Seemed to me very like the announcement made by Marissa Mayer at Yahoo when she eliminated telecommuting, however even more radical, I know that there were some exceptions made at Yahoo, however, my sense is that the IBM policy will be stricter.
At the time of Yahoo’s announcement, the reason given was that they wanted their employees to come together and collaborate and with collaboration comes more innovation
If you’ve read my blog or listened to my podcast for a while, you’ll note that my stance that the future of work will consist of working wherever you are, whenever you can, on whatever you are doing. Time and place will not matter since, with the right technology, you can collaborate and innovate from anywhere.
Contrast the IBM announcement with a recent announcement from Microsoft, who just bought free WeWork memberships for their employees. If you are not familiar with WeWork, they run co-working centers around the country (and a few co-living centers as well). One of the cool things about WeWork is that you get to spend time and interact with other startup founders in all sorts of interesting places.
Basically, you sign up with them on a subscription basis and you get a spot in an interestingly designed open office space to work, shoulder to shoulder with other startup founders. For a little more, you can get a private office, but most people opt for the open space, so they can act and interact with others.
Let’s contrast these two approaches.
On the one hand, we have both Yahoo and IBM CEOs saying that to be more innovative they need to be more collaborative and in the same physical space. On the other hand, Microsoft is encouraging their employees to spread out into WeWork spaces, shoulder to shoulder with other tiny companies.
Which of these do you think is the more innovative approach?
Of course, I’d say the latter. You can’t be innovative if you come back to the same echo chamber every day with the same people on the same projects, day after day.
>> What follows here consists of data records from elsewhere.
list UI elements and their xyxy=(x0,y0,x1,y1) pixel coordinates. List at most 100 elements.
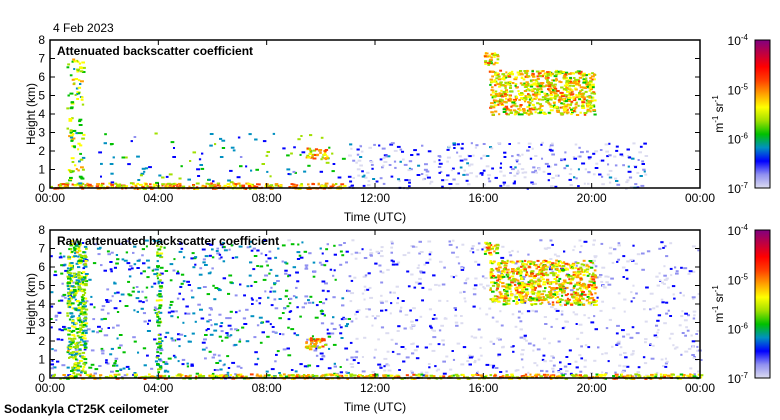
heatmap-cell xyxy=(543,272,546,275)
heatmap-cell xyxy=(697,249,701,252)
heatmap-cell xyxy=(537,271,541,274)
heatmap-cell xyxy=(568,82,572,84)
heatmap-cell xyxy=(383,365,386,368)
heatmap-cell xyxy=(566,108,569,111)
heatmap-cell xyxy=(380,246,384,249)
heatmap-cell xyxy=(455,256,460,259)
heatmap-cell xyxy=(142,312,147,315)
heatmap-cell xyxy=(78,281,81,284)
heatmap-cell xyxy=(502,303,507,306)
heatmap-cell xyxy=(271,330,275,333)
heatmap-cell xyxy=(79,70,84,73)
heatmap-cell xyxy=(200,317,205,320)
heatmap-cell xyxy=(79,360,83,362)
x-tick-label: 04:00 xyxy=(143,191,173,205)
heatmap-cell xyxy=(589,80,593,83)
heatmap-cell xyxy=(525,112,528,114)
heatmap-cell xyxy=(455,183,460,186)
heatmap-cell xyxy=(67,297,71,300)
heatmap-cell xyxy=(148,186,153,189)
heatmap-cell xyxy=(81,242,85,244)
heatmap-cell xyxy=(578,84,582,87)
y-tick-label: 6 xyxy=(38,70,45,84)
heatmap-cell xyxy=(268,272,271,275)
heatmap-cell xyxy=(534,79,538,82)
heatmap-cell xyxy=(587,316,591,319)
heatmap-cell xyxy=(557,287,562,290)
heatmap-cell xyxy=(542,283,547,286)
heatmap-cell xyxy=(78,365,82,368)
heatmap-cell xyxy=(76,182,80,185)
heatmap-cell xyxy=(515,86,519,89)
heatmap-cell xyxy=(70,240,74,243)
heatmap-cell xyxy=(350,253,354,256)
heatmap-cell xyxy=(208,178,211,181)
heatmap-cell xyxy=(658,247,662,250)
heatmap-cell xyxy=(78,62,82,65)
heatmap-cell xyxy=(533,275,537,277)
heatmap-cell xyxy=(625,277,629,280)
heatmap-cell xyxy=(85,274,88,277)
heatmap-cell xyxy=(295,373,300,376)
heatmap-cell xyxy=(117,373,121,376)
heatmap-cell xyxy=(555,282,558,285)
heatmap-cell xyxy=(331,183,335,186)
heatmap-cell xyxy=(583,269,587,272)
heatmap-cell xyxy=(349,300,353,303)
heatmap-cell xyxy=(554,78,559,81)
heatmap-cell xyxy=(577,185,580,188)
heatmap-cell xyxy=(144,296,148,299)
heatmap-cell xyxy=(81,307,86,310)
heatmap-cell xyxy=(156,363,160,365)
heatmap-cell xyxy=(557,262,560,265)
heatmap-cell xyxy=(419,271,423,274)
heatmap-cell xyxy=(315,304,319,307)
heatmap-cell xyxy=(526,283,530,286)
heatmap-cell xyxy=(296,280,300,283)
heatmap-cell xyxy=(161,176,165,179)
heatmap-cell xyxy=(496,72,499,75)
heatmap-cell xyxy=(430,326,433,329)
heatmap-cell xyxy=(75,87,79,90)
heatmap-cell xyxy=(159,241,163,244)
heatmap-cell xyxy=(549,93,554,96)
heatmap-cell xyxy=(251,183,255,186)
heatmap-cell xyxy=(315,347,318,350)
heatmap-cell xyxy=(71,78,75,81)
heatmap-cell xyxy=(156,315,160,318)
heatmap-cell xyxy=(552,293,556,296)
heatmap-cell xyxy=(179,333,184,336)
heatmap-cell xyxy=(304,264,309,267)
heatmap-cell xyxy=(493,298,498,301)
heatmap-cell xyxy=(528,94,532,97)
heatmap-cell xyxy=(536,259,540,262)
heatmap-cell xyxy=(503,95,507,97)
heatmap-cell xyxy=(158,358,162,361)
heatmap-cell xyxy=(516,153,520,156)
heatmap-cell xyxy=(345,261,348,264)
heatmap-cell xyxy=(490,80,494,83)
heatmap-cell xyxy=(580,89,584,91)
heatmap-cell xyxy=(691,245,696,248)
heatmap-cell xyxy=(262,278,267,281)
heatmap-cell xyxy=(67,349,70,352)
heatmap-cell xyxy=(420,373,424,376)
heatmap-cell xyxy=(518,269,523,272)
heatmap-cell xyxy=(397,297,400,300)
heatmap-cell xyxy=(178,292,182,295)
heatmap-cell xyxy=(634,262,638,265)
heatmap-cell xyxy=(73,255,78,258)
heatmap-cell xyxy=(179,374,183,377)
heatmap-cell xyxy=(380,294,383,297)
heatmap-cell xyxy=(491,366,495,369)
heatmap-cell xyxy=(190,257,194,260)
heatmap-cell xyxy=(527,93,530,96)
heatmap-cell xyxy=(198,158,202,161)
heatmap-cell xyxy=(84,342,88,345)
heatmap-cell xyxy=(352,359,356,362)
heatmap-cell xyxy=(72,357,77,360)
heatmap-cell xyxy=(432,329,437,332)
heatmap-cell xyxy=(552,356,555,359)
heatmap-cell xyxy=(251,185,254,187)
heatmap-cell xyxy=(181,185,186,188)
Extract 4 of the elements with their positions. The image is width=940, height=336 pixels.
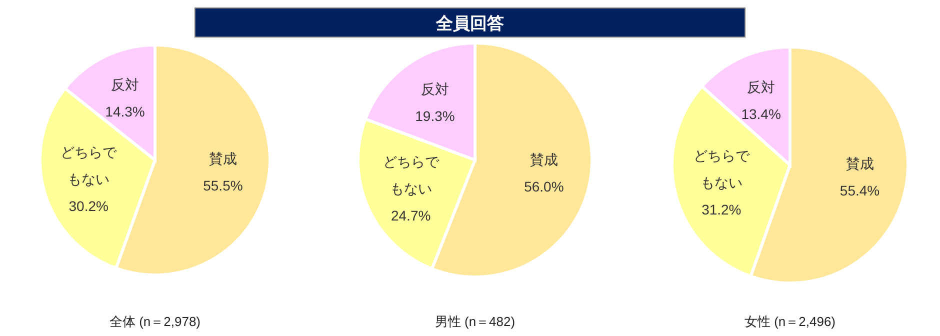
title: 全体 (n＝2,978) (109, 314, 201, 329)
title: 男性 (n＝482) (434, 314, 516, 329)
annotation: 全員回答 (436, 14, 504, 33)
title: 女性 (n＝2,496) (744, 314, 836, 329)
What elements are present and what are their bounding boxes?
There is much less chance of developing that interesting new day – that different way of doing things – if you stay in the same homogenous space day after day.
If you regularly insert yourself into brand new situations with brand new individuals and have brand new conversations about brand new things, brand new things will happen. Serendipity occurs.
If you really want the company to flourish, you don’t force everyone into the office. If you really want the company to be more innovative, you help your people be more innovative by setting a clear vision and then letting them work from wherever they are, on whatever they want to work on.
No matter where you are: local coffee shop, co-working space, airplane, or train, whenever and wherever we are in the world, we will be able to provide you with interesting work, productive projects and cool innovations that we’re not going to get if you force us to come into the office.
Does collaboration really suffer when people are not in the same physical space? Doesn’t technology take us past this now?
What do you think? Are Yahoo and IBM right in bringing everyone in? Or should you follow Microsoft’s vision and let your people go? Which is better for innovation and collaboration?